As I see it, these five Justices have made public their obviously unconstitutional and unjust attempts to censure my free speech, even as a retired Justice.  This is not the first time they’ve done so, and had they simply said they found my actions offensive or repugnant in letting you know about the character of Justice Robert Young and incoming Justice Mary Beth Kelly, and other matters at the Court, I’d have had no issue or complaint; their opinions are their own.  But when they use formal legal sanctions—as they have done here and as they have attempted in their illegal “gag order” of 2006—you have to recognize that something is seriously wrong, and it is not me. 

As for yourselves, are you better off for knowing or would you prefer to remain in ignorance of the actions and the methodology of our Supreme Court?  Are you better or worse informed to know that the likely new Chief Justice has used racial and sexual language during the course of his business at the Court?

Speaking out to warn you has never been a personal campaign against these five Justices, certainly not against Justice Young.
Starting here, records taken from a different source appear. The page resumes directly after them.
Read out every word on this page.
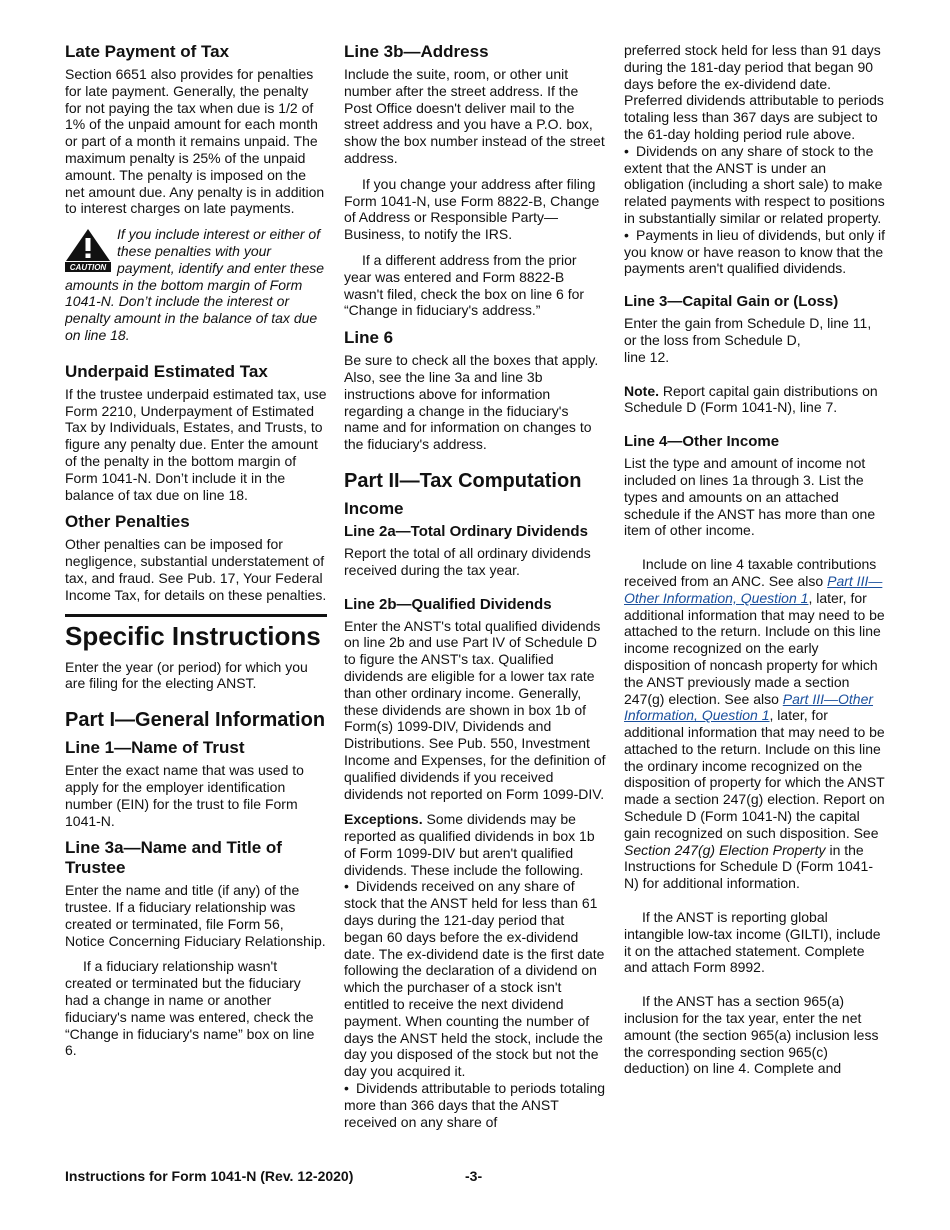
Late Payment of Tax

Section 6651 also provides for penalties for late payment. Generally, the penalty for not paying the tax when due is 1/2 of 1% of the unpaid amount for each month or part of a month it remains unpaid. The maximum penalty is 25% of the unpaid amount. The penalty is imposed on the net amount due. Any penalty is in addition to interest charges on late payments.

CAUTION
If you include interest or either of these penalties with your payment, identify and enter these amounts in the bottom margin of Form 1041-N. Don’t include the interest or penalty amount in the balance of tax due on line 18.
Underpaid Estimated Tax

If the trustee underpaid estimated tax, use Form 2210, Underpayment of Estimated Tax by Individuals, Estates, and Trusts, to figure any penalty due. Enter the amount of the penalty in the bottom margin of Form 1041-N. Don’t include it in the balance of tax due on line 18.

Other Penalties

Other penalties can be imposed for negligence, substantial understatement of tax, and fraud. See Pub. 17, Your Federal Income Tax, for details on these penalties.

Specific Instructions

Enter the year (or period) for which you are filing for the electing ANST.

Part I—General Information
Line 1—Name of Trust

Enter the exact name that was used to apply for the employer identification number (EIN) for the trust to file Form 1041-N.

Line 3a—Name and Title of Trustee

Enter the name and title (if any) of the trustee. If a fiduciary relationship was created or terminated, file Form 56, Notice Concerning Fiduciary Relationship.

If a fiduciary relationship wasn't created or terminated but the fiduciary had a change in name or another fiduciary's name was entered, check the “Change in fiduciary's name” box on line 6.

Line 3b—Address

Include the suite, room, or other unit number after the street address. If the Post Office doesn't deliver mail to the street address and you have a P.O. box, show the box number instead of the street address.

If you change your address after filing Form 1041-N, use Form 8822-B, Change of Address or Responsible Party—Business, to notify the IRS.

If a different address from the prior year was entered and Form 8822-B wasn't filed, check the box on line 6 for “Change in fiduciary's address.”

Line 6

Be sure to check all the boxes that apply. Also, see the line 3a and line 3b instructions above for information regarding a change in the fiduciary's name and for information on changes to the fiduciary's address.

Part II—Tax Computation
Income
Line 2a—Total Ordinary Dividends

Report the total of all ordinary dividends received during the tax year.

Line 2b—Qualified Dividends

Enter the ANST's total qualified dividends on line 2b and use Part IV of Schedule D to figure the ANST's tax. Qualified dividends are eligible for a lower tax rate than other ordinary income. Generally, these dividends are shown in box 1b of Form(s) 1099-DIV, Dividends and Distributions. See Pub. 550, Investment Income and Expenses, for the definition of qualified dividends if you received dividends not reported on Form 1099-DIV.

Exceptions. Some dividends may be reported as qualified dividends in box 1b of Form 1099-DIV but aren't qualified dividends. These include the following.

• Dividends received on any share of stock that the ANST held for less than 61 days during the 121-day period that began 60 days before the ex-dividend date. The ex-dividend date is the first date following the declaration of a dividend on which the purchaser of a stock isn't entitled to receive the next dividend payment. When counting the number of days the ANST held the stock, include the day you disposed of the stock but not the day you acquired it.

• Dividends attributable to periods totaling more than 366 days that the ANST received on any share of

preferred stock held for less than 91 days during the 181-day period that began 90 days before the ex-dividend date. Preferred dividends attributable to periods totaling less than 367 days are subject to the 61-day holding period rule above.

• Dividends on any share of stock to the extent that the ANST is under an obligation (including a short sale) to make related payments with respect to positions in substantially similar or related property.

• Payments in lieu of dividends, but only if you know or have reason to know that the payments aren't qualified dividends.

Line 3—Capital Gain or (Loss)

Enter the gain from Schedule D, line 11, or the loss from Schedule D,

line 12.

Note. Report capital gain distributions on Schedule D (Form 1041-N), line 7.

Line 4—Other Income

List the type and amount of income not included on lines 1a through 3. List the types and amounts on an attached schedule if the ANST has more than one item of other income.

Include on line 4 taxable contributions received from an ANC. See also Part III—Other Information, Question 1, later, for additional information that may need to be attached to the return. Include on this line income recognized on the early disposition of noncash property for which the ANST previously made a section 247(g) election. See also Part III—Other Information, Question 1, later, for additional information that may need to be attached to the return. Include on this line the ordinary income recognized on the disposition of property for which the ANST made a section 247(g) election. Report on Schedule D (Form 1041-N) the capital gain recognized on such disposition. See Section 247(g) Election Property in the Instructions for Schedule D (Form 1041-N) for additional information.

If the ANST is reporting global intangible low-tax income (GILTI), include it on the attached statement. Complete and attach Form 8992.

If the ANST has a section 965(a) inclusion for the tax year, enter the net amount (the section 965(a) inclusion less the corresponding section 965(c) deduction) on line 4. Complete and

Instructions for Form 1041-N (Rev. 12-2020)	-3-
I have long thought highly of his abilities and I still do; his deeds are another matter.  My speech and writing is about the actions of this majority of Justices and the cloak of unnecessary secrecy with which they have chosen to surround themselves as they undertake YOUR business.  (And as you’ve seen, it’s secret until they don’t want it to be.) 

I often have said that their ill-conceived acts are unworthy of them.  I do so again in this case.  It is another example of why the operations of the Michigan Supreme Court and the performance of some of its Justices, its state court administrative office, its judicial tenure commission and attorney grievance commission need investigation and reform.

For much of last 10 years of my almost 16 years as a Justice of the Supreme Court, I worked from within with little success to reform the Court for it to become less secret, more transparent and open, fair, just, orderly, and professional.  My concern is that the Court, as it now operates, is driven by special interests, partisan and personal agendas, and ideologies.  This Court is undeserving of the trust and confidence of the public. 

You can tell that at least five Justices of this Court are more than passing nervous about other things I might make public.  I have promised to open my files to those who are truly interested in understanding what’s gone on at the state’s High Court.  And those Justices who see my work as worthy of censure must know that I have kept a lot of detailed records, something I was prompted to do when they first launched the campaign in 2003 to discredit me.  It’s possible that they may want to censure me again…and again.  I hope they won’t, but if they do they should pay attention to the Constitution.  And they need to remember that the first and only time (as far as I know) they complained about me to the Judicial Tenure Commission (this past April) it all came to naught.  They also might keep in mind that their actions are likely to be very closely examined at the federal level.

Throughout, I have tried to act in the best interests of the people of this state and always—ALWAYS—to tell the truth.  Here’s my continued pledge: as a retired Justice I will work and speak out as long as there is potential for success in reforming Michigan’s dual system of electing and appointing Supreme Court Justices and for reform of the operations of the Supreme Court and its offices and commissions.

As for this latest attempt against me, this censure, I will continue to “Do right and fear not.”


The news went large.  Here’s the story from the Detroit Free Press.  This this from the Detroit News…note that the Court is now backing off the idea that this is a formal censure.  What would you call it, then?  They didn’t call it a rebuke…they pulled the trigger on the Constitutional language of “censure” and now they’re stuck with it.  This from The Michigan Messenger.


And this is a reminder that this is a day of remembrance: 47 years ago today John F. Kennedy was murdered.